Nous nous retrouvâmes, sans l'avoir vraiment prémédité, devant le Léopold II. Nous le regardâmes. Nous nous regardâmes.
- Ce qu'il faudrait, dit Filtier fils, c'est monter à bord sans en avoir l'air.
- On pourrait, suggérai-je, dire qu'on n'a jamais vu de bateau, qu'on veut en visiter un.

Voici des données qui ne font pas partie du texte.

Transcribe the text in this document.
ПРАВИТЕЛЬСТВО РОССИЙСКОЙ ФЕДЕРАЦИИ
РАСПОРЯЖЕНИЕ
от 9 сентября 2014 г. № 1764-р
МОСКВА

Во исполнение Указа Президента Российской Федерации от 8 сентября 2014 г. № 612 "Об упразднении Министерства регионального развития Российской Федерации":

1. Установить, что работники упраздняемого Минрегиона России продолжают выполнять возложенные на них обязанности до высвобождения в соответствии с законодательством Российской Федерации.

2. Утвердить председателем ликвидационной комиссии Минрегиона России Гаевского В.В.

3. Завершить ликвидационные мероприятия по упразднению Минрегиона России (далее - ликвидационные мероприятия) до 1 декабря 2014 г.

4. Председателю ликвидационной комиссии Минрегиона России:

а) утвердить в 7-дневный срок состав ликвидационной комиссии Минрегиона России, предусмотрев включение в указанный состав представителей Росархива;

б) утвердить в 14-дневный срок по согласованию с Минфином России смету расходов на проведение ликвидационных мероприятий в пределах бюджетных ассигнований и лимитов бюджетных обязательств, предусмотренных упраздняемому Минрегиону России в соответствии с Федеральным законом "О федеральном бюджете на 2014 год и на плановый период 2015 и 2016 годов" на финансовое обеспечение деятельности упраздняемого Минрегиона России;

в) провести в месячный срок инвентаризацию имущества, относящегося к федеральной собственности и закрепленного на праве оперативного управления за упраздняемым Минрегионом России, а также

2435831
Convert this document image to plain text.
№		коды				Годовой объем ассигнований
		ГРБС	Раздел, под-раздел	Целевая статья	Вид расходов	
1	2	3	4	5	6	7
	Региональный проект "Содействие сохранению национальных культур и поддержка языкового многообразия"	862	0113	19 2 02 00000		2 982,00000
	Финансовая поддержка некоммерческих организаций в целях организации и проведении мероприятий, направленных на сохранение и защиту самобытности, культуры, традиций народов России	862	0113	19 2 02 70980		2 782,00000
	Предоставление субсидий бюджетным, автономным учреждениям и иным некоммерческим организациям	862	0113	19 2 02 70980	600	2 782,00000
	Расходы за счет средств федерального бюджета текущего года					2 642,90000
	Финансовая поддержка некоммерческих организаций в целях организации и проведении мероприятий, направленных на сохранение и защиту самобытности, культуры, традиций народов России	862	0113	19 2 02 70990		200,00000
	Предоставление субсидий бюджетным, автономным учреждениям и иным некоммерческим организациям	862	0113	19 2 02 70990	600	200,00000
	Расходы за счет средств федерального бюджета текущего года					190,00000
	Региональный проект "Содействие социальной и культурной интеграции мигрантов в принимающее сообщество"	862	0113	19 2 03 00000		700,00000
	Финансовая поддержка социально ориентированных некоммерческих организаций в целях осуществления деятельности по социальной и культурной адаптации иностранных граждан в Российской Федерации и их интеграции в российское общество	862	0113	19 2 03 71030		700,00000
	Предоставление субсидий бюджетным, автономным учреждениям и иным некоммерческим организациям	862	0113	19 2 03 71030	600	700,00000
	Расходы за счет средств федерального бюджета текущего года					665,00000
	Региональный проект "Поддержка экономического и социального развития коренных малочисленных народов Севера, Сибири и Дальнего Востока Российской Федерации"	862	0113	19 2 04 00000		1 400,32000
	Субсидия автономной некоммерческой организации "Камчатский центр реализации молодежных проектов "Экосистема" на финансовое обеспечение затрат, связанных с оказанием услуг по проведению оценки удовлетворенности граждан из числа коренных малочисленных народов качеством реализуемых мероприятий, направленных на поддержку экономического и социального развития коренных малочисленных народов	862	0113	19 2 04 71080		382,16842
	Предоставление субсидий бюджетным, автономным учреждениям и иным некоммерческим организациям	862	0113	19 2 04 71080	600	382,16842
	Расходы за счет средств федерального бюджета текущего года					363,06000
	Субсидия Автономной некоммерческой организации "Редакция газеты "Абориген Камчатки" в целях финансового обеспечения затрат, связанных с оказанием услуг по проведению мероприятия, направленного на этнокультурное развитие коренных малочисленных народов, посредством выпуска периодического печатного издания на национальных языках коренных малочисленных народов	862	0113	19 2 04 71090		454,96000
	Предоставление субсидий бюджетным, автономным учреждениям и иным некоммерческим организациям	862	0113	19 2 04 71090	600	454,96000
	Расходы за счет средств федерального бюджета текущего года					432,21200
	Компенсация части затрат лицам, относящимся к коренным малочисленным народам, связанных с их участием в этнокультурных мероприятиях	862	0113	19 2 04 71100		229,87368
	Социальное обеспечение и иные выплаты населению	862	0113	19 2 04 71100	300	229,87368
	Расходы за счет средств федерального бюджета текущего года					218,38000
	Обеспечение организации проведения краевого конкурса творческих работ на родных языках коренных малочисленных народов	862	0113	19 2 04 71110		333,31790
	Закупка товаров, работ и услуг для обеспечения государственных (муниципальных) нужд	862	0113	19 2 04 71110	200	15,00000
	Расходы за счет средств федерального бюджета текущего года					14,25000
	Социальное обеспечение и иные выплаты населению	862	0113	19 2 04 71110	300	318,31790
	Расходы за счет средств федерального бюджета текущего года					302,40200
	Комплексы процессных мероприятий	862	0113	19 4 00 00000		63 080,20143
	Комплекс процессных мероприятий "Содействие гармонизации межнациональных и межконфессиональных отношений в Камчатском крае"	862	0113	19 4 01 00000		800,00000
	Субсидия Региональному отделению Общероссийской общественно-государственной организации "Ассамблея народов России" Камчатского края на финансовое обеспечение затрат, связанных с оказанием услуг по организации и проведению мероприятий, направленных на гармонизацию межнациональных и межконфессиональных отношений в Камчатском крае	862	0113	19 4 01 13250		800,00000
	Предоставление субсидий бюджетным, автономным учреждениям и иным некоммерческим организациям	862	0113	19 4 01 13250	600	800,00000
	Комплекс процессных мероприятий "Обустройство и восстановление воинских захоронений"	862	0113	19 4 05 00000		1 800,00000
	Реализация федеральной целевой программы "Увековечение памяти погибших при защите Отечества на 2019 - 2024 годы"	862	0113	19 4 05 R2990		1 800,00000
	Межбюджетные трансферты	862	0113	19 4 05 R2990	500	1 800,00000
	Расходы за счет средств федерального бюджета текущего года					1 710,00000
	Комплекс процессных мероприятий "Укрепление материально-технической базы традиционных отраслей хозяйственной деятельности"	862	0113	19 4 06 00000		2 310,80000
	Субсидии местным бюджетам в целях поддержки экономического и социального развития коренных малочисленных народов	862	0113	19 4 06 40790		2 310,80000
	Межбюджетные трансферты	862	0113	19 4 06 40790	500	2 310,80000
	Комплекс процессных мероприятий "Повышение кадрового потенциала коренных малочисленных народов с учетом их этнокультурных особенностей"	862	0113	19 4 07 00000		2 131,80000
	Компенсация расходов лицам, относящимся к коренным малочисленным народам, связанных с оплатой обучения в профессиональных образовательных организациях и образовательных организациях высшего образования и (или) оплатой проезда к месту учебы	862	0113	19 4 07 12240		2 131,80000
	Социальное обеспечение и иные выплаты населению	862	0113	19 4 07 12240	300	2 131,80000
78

Sur la passerelle, le commandant godillait des yeux vers notre groupe. Nous observâmes un silence méditatif. Cependant nos pieds frôlaient la passerelle d'abordage. Auprès du commandant apparut un officier de l'armée belge. Il arborait un gros revolver qui ressemblait à un petit canon.
- Ils vont se battre en duel, dit Filtier. Pendant ce temps-là nous, on montera.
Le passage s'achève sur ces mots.